R ignored him. K encouraged him. I vacillated between the two responses.
“You can do hard things.”
“Come on, buddy, you are doing great.”
“Whining just makes it worse. Let’s go.”
In the quiet moments I questioned ‘pushing’ him. Does this make me a ‘bad Mom?’ Isn’t the point for this to be fun?
Sometimes the point is simply that it is good for us.
In the early years of parenting we spend so much time caring for our vulnerable, helpless babes—but as they progress through childhood our role shifts. We move from coddler to coach. Our job is not to keep them ever safe in the nest, but to prepare them to launch.
Biking to school is not convenient. I am not a hard core athlete. Instead of my preferred method of easing into my morning, I have to get dressed. I confess I am embarrassed at how dorky I look arriving to school all helmeted up as the other parents drive by warm and cute in their cars. Instead of the XM radio, seat warmers and a hot cup of coffee, I have whining kids & a sore bottom on an uncomfortable bike seat.
There were moments of peace and splendor. We got to hear the birds, really notice the sunrise, smell the fresh Spring blossoms, work our muscles and push each other. And during the challenging 25 minute ride there was a 30 second stretch along the river where P and I each had a magical looking rainbow around our shadows. (K & R had zoomed ahead and left us in the dust.)
We also had plenty of time to practice the verse I KNOW P will carry from his childhood because it works so well with the rhythm of pedaling. “I can do all things (puff) through Christ who gives me strength (puff). I can do all things (puff) through Christ who gives me strength (puff).”
After all the huffing & puffing, we finally made it to school just before the bell. I looked at P as he was peeling off his helmet. “Hey, aren’t you proud of yourself?”
“Not yet,” he replied.
And then I got to bike home alone and watch the clock for my chance to bike back at pick up time and do it all again…with tired little people who’d been at school for seven hours.
On the return trip there were tears and even a moment (or two) when I was frightened by a perceived danger and yelled. Backpacks were heavier. We were tired. The adventure had lost its luster.
And it occurred to me that I could totally relate. I found myself more compassionate—but also recommitted to teaching them to not give up.
My children were experiencing a glimpse of the reality of life.
So many times in parenting, in marriage, in exercise, in friendships… I find myself overwhelmed by the hard work. What started with such enthusiasm collides into the reality of life. I get tired. The load seems too great. My adventure is just not fun anymore. Some days we just have to keep going—remembering we have a destination–and reciting the promises of God:
“I can do all things through Christ who gives me strength.”
As we turned onto our street little legs seemed to be revived. The end was in sight. As our house came into view there were grins all around and as we turned into the driveway, shouts of laughter and joy.
It was challenging. We were weary, but we had made it home.

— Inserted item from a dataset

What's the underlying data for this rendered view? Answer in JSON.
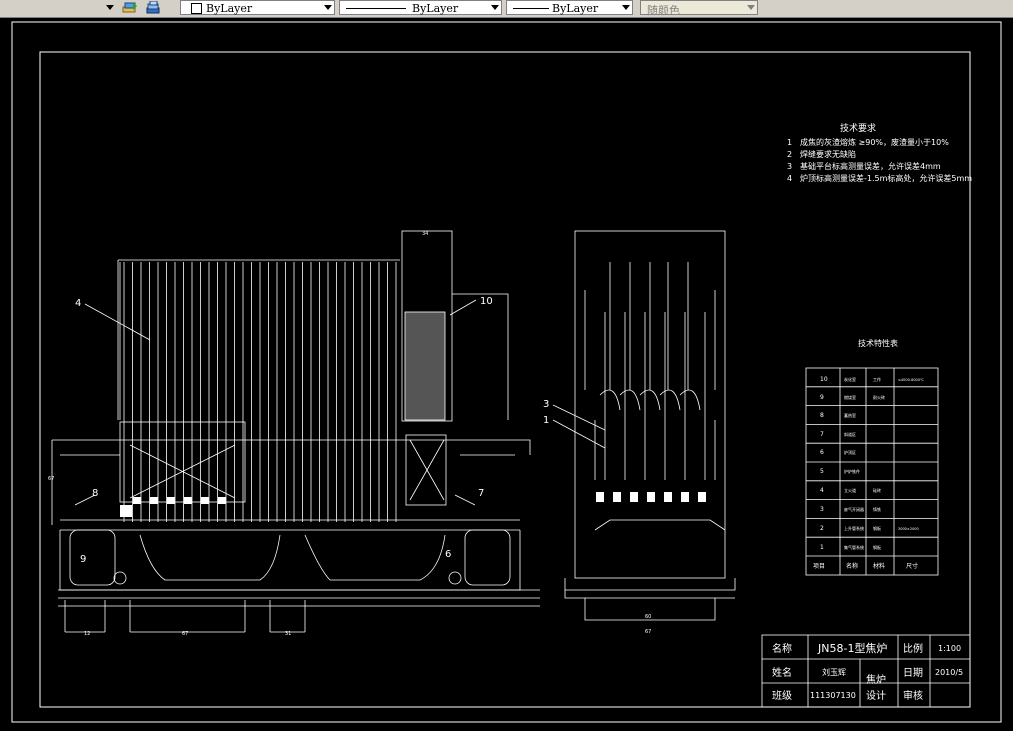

As we were walking in the back door I had another moment with P, “Hey. That was HARD and we did it. Aren’t you proud of yourself?”
“Kind of,” he admitted.
“Well, I am very proud of you. You were once a 2 ½ pound baby and people weren’t sure you would walk—those folks would never believe what you are doing now, buddy.”
At that he grinned, and with a wisdom that belies his age he replied, “Thanks for reminding me, Mom.”
We all need reminding sometimes—of the miracles that are our very lives. Each of us have a story…people who thought we’d never this or that and times when we believed them. Today I am challenged to pause, remember and celebrate that with the Lord we can do hard things through His strength.